God! You must come back!" Something impelled him forward. The face passed. But other faces crowded into its place, each with fear indelibly printed on it. He recalled the peculiar circumstances of each ; their several stories ended alike in the wail, “and there is no one that can take your place.” He struggled, but the Something urged him on. And so they, too—passed—

I fc felt a vague pity for the inert form he was deserting in the little back room, but as he advanced farther into the Land of Pain. it. and other regrets, grew less—were left behind—Ear. far off voices came— and went—and came again. A-ah ! He was in a large, pleasant room. Through the window, stirring the lace curtains, came the night-scented breath of Narcissi. Steps, running down the stairs. A voice, calling him by a name no one else used. Her voice !

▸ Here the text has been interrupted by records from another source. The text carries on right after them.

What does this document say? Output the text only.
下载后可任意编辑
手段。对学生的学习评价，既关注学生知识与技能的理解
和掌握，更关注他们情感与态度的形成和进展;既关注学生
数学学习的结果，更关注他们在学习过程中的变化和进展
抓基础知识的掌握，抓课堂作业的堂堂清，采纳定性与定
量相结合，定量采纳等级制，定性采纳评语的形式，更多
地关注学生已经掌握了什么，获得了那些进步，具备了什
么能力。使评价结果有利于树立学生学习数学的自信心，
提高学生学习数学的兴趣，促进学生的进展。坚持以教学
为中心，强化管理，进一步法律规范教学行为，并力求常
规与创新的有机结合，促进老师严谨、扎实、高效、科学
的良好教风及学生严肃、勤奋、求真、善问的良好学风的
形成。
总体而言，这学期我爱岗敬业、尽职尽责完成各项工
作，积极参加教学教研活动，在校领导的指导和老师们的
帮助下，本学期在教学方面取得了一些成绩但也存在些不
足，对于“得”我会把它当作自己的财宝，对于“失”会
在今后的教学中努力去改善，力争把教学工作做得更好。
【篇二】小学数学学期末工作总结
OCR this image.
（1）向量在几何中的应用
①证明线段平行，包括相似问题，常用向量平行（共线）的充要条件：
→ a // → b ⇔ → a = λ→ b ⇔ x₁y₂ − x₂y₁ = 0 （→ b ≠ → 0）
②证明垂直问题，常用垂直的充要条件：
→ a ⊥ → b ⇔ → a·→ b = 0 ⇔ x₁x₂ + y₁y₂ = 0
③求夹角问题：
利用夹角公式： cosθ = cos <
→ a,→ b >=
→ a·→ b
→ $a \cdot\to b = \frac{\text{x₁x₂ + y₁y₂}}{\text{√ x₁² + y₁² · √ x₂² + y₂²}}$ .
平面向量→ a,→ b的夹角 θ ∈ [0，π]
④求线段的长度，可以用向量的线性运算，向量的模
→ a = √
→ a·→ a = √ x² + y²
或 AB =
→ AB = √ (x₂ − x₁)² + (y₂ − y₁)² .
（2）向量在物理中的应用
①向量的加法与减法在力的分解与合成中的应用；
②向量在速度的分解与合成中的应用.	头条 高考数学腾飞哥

And he had got to tell her !

Now she was in the room. Now she was— Suddenly he struggled as never before—

He opened his eyes.

Somewhere a man’s voice was saying that the crisis was past—that he would live. And by his side knelt the woman, who. absent, had been ever present at the working out of the equal retribution, and present, had won him back to enjoy the reward which had tarried long.

DONT think that because the boss has a roll-top desk and a private office that he also has a cinch. The man who carries the responsibilities is the man whose shoulders first grow bent.—Frank Farrington.